Control Oriented Nitrogen Oxide and Soot Emission Estimation for Diesel Engine

Fangfang Lin, University of Windsor

Abstract

Comparing to conventional Electric Vehicles (EVs) and Hybrid Electric Vehicles (HEV), Plug-in Hybrid Electric Vehicles (PHEVs) have gained more attraction from researchers due to their advantages of extended all-electric range, decreased emission and being less dependent on recharging infrastructure. In order to develop power control and management for diesel engine-generator set in a series PHEV system, an estimation mechanism based on the NOx and soot emission with the impact of Exhaust Gas Recirculation (EGR) is developed in this thesis. In particular, the single zone combustion thermodynamic engine sub-model, NOx estimation sub-model (based on extended Zeldovich mechanism), soot estimation sub-model (based on Hiroyasu's two-step empirical model) and EGR sub-model are incorporated together. In order to illustrate the impact of EGR on the NOx and soot emission, the EGR sweep experiment has been carried out under certain working conditions. And, the simulation results have been validated with the empirical data.
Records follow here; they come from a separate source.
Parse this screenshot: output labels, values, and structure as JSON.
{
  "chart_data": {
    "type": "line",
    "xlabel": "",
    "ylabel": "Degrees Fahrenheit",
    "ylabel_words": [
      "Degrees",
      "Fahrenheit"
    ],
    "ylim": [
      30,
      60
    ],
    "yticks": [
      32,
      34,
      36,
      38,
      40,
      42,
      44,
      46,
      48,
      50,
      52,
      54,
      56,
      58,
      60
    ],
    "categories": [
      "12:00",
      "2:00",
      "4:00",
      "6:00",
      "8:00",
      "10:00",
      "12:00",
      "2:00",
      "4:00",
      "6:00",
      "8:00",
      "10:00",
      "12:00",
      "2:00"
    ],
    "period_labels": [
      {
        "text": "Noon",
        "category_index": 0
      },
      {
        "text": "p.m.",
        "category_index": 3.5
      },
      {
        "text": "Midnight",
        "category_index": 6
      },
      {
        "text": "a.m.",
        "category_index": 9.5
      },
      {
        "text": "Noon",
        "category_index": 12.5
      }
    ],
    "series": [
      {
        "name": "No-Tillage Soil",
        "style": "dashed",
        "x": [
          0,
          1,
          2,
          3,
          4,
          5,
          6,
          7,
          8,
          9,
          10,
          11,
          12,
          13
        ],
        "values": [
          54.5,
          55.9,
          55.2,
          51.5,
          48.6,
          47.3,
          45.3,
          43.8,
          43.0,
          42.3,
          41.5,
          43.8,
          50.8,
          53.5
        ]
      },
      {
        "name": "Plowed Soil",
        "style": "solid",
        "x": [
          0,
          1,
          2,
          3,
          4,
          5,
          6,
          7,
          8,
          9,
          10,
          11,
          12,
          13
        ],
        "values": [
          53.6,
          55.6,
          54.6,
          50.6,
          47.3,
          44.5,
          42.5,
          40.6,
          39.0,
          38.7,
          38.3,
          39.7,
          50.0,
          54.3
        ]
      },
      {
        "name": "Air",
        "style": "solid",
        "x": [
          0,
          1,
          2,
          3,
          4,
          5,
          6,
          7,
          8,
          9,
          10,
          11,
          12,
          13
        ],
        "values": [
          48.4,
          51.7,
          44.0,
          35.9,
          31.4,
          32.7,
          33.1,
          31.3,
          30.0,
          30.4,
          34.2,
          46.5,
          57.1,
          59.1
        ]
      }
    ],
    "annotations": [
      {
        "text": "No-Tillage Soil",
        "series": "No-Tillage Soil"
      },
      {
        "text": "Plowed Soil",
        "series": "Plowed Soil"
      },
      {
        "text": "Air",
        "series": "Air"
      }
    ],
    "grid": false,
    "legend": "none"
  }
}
Finally, based on the validation of the emission estimation mechanism and the selected eight operating points working condition, the results EGR sweep results have been generated for the series PHEV engine-generator control design. In general, the present work targets on estimating real-time NOx and soot emission based on the inputs information, such as intake boost, fuel injection, injection timing etc, and the purpose of this thesis is to aid development of engine emission management with study about the effect of EGR on the reduction and the soot trade-off.